1,2,4‐Butanetriol (BT) is used as a precursor for the synthesis of various pharmaceuticals and the energetic plasticizer 1,2,4‐butanetriol trinitrate. In Saccharomyces cerevisiae, BT is biosynthesized from xylose via heterologous four enzymatic reactions catalyzed by xylose dehydrogenase, xylonate dehydratase, 2‐ketoacid decarboxylase, and alcohol dehydrogenase. We here aimed to improve the BT yield in S. cerevisiae by genetic engineering. First, the amount of the key intermediate 2‐keto‐3‐deoxy‐xylonate as described previously was successfully reduced in 41% by multiple integrations of Lactococcus lactis 2‐ketoacid decarboxylase gene kdcA into the yeast genome.
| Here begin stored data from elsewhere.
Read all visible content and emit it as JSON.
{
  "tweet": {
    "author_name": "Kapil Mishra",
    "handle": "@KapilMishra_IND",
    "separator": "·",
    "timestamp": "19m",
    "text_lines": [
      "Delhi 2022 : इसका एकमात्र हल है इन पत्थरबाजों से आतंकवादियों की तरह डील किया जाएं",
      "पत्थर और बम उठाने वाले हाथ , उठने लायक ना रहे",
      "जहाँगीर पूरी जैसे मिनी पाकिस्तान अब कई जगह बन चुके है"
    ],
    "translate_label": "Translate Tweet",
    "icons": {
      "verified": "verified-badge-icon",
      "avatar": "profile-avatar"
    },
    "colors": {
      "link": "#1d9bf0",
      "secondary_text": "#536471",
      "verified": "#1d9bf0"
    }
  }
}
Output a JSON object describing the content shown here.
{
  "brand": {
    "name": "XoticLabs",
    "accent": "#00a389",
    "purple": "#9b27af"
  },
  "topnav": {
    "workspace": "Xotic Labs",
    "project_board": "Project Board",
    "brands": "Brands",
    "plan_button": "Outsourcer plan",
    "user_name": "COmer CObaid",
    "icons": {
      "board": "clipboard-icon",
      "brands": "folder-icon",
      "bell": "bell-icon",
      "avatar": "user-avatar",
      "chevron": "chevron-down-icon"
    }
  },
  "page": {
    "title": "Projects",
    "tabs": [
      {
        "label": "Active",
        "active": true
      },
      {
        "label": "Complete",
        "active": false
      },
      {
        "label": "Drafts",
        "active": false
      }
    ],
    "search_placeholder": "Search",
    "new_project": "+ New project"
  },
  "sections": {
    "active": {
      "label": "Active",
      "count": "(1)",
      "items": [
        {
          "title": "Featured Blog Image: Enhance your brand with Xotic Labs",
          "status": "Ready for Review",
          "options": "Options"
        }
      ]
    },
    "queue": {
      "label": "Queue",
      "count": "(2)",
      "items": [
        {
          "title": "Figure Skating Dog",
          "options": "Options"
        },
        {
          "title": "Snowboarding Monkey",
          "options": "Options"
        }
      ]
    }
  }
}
Since the heterologous BT synthetic pathway is independent of yeast native metabolism, this manipulation has led to NADH/NADPH imbalance and deficiency during BT production. Overexpression of the NADH kinase POS5Δ17 lacking the mitochondrial targeting sequence to relieve NADH/NADPH imbalance resulted in the BT titer of 2.2 g/L (31% molar yield). Feeding low concentrations of glucose and xylose to support the supply of NADH resulted in BT titer of 6.6 g/L with (57% molar yield). Collectively, improving the NADH/NADPH ratio and supply from glucose are essential for the construction of a xylose pathway, such as the BT synthetic pathway, independent of native yeast metabolism. The NADPH regeneration strategy improved 1,2,4‐butanetriol production from xylose in yeast Saccharomyces cerevisiae. We revealed the integrating the 1,2,4‐butanetriol synthetic pathway strain induced the NADPH depletion. The overexpression of NADH kinase POS5△17 increased up to 2.2 g/L with a molar yield 33%. Sequential supply of glucose relieved the xylonate accumulation is major byproduct and BT production reached at 6.6 g/L after 144 h fermentation.